Andrew Macdougall: Okay, that's it. Just put the wilting lettuce in charge
If only Truss could have seen it coming. If only we had all seen it coming. Only we did. In fact, everyone not named Truss saw it coming.
By: Andrew Macdougall
How bad are things in Britain?
Well, a tabloid newspaper is right now streaming footage of a head of unrefrigerated iceberg lettuce on its YouTube channel to see if it will last longer than Liz Truss can as prime minister. And the smart money is on the lettuce.
Given Truss is effectively captain of the Titanic these days, the iceberg gambit is entirely apropos. In just 40-odd days, Truss has buried the Queen, buried the pound, and is now in the process of burying the Conservative Party. Few have accomplished so much in so little time.

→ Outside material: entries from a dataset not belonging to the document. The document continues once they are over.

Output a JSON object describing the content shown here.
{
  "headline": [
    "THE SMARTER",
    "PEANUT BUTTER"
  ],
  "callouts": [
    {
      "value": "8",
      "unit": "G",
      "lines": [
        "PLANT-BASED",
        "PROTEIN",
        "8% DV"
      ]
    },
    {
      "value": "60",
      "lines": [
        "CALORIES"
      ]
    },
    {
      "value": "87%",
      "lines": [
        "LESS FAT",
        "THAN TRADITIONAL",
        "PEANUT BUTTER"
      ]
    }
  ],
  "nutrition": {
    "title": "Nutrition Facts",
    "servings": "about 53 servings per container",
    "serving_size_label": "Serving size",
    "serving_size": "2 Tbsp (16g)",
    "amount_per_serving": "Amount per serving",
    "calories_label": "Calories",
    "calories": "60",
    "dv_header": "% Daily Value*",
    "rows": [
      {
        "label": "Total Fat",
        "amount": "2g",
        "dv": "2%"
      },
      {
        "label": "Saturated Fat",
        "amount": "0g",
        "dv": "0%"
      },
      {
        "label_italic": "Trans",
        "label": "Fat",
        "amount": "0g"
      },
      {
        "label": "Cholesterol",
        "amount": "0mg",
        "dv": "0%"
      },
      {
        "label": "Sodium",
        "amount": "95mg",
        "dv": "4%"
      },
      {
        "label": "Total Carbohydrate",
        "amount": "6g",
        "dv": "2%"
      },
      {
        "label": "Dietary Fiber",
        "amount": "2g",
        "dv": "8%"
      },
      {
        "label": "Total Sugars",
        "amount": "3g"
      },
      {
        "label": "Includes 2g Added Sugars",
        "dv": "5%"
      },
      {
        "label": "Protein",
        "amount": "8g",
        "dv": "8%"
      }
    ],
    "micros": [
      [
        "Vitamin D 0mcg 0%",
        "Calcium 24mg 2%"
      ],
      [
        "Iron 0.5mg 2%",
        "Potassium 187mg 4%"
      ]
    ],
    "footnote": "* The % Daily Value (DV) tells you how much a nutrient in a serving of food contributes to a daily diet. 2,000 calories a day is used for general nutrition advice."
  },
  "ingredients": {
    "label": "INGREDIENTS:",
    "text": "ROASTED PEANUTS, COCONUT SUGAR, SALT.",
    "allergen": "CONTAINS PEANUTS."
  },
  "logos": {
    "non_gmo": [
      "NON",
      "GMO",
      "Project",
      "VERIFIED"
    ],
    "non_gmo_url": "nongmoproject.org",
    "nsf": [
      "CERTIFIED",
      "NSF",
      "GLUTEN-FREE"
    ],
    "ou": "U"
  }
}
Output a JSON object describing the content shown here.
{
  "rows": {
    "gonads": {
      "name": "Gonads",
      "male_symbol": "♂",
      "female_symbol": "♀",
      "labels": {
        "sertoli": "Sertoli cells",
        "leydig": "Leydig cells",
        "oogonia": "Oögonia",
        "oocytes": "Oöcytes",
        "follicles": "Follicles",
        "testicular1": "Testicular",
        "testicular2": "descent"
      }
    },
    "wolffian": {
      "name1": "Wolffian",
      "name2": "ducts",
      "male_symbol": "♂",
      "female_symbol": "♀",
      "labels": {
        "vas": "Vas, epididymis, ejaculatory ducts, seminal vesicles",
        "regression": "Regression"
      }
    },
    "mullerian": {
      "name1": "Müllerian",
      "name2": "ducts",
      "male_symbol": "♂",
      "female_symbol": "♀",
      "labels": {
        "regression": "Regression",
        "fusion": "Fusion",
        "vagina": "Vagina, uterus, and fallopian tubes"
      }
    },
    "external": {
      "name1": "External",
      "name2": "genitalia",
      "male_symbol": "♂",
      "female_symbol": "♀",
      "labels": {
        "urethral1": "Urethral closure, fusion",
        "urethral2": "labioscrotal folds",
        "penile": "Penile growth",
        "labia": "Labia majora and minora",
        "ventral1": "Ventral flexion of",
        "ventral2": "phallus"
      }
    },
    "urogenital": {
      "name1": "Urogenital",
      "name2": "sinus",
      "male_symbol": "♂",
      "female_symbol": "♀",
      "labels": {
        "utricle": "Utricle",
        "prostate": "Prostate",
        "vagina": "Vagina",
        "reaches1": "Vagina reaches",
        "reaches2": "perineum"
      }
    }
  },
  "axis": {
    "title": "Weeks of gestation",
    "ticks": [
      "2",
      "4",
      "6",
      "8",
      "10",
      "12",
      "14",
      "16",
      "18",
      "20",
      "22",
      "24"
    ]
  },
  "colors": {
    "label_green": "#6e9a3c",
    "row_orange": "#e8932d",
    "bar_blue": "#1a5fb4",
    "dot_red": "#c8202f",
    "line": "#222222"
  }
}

Unfortunately for the country (and conservatism), Truss’ “accomplishments” are turning Britain into the butt of the joke in nearly every country on earth. The Greeks are now paying less for their government-issued debt. The Italians, now led in a coalition by an untested right-wing flamethrower, are bemoaning our lack of political stability. And the worst part is, they have a point. The prime minister no longer runs the country. Truss is PM in name only; in office but not in power. The real rulers of the United Kingdom are the global bond market and one Jeremy Hunt, the new chancellor of the Exchequer installed by Truss to restore confidence in the markets.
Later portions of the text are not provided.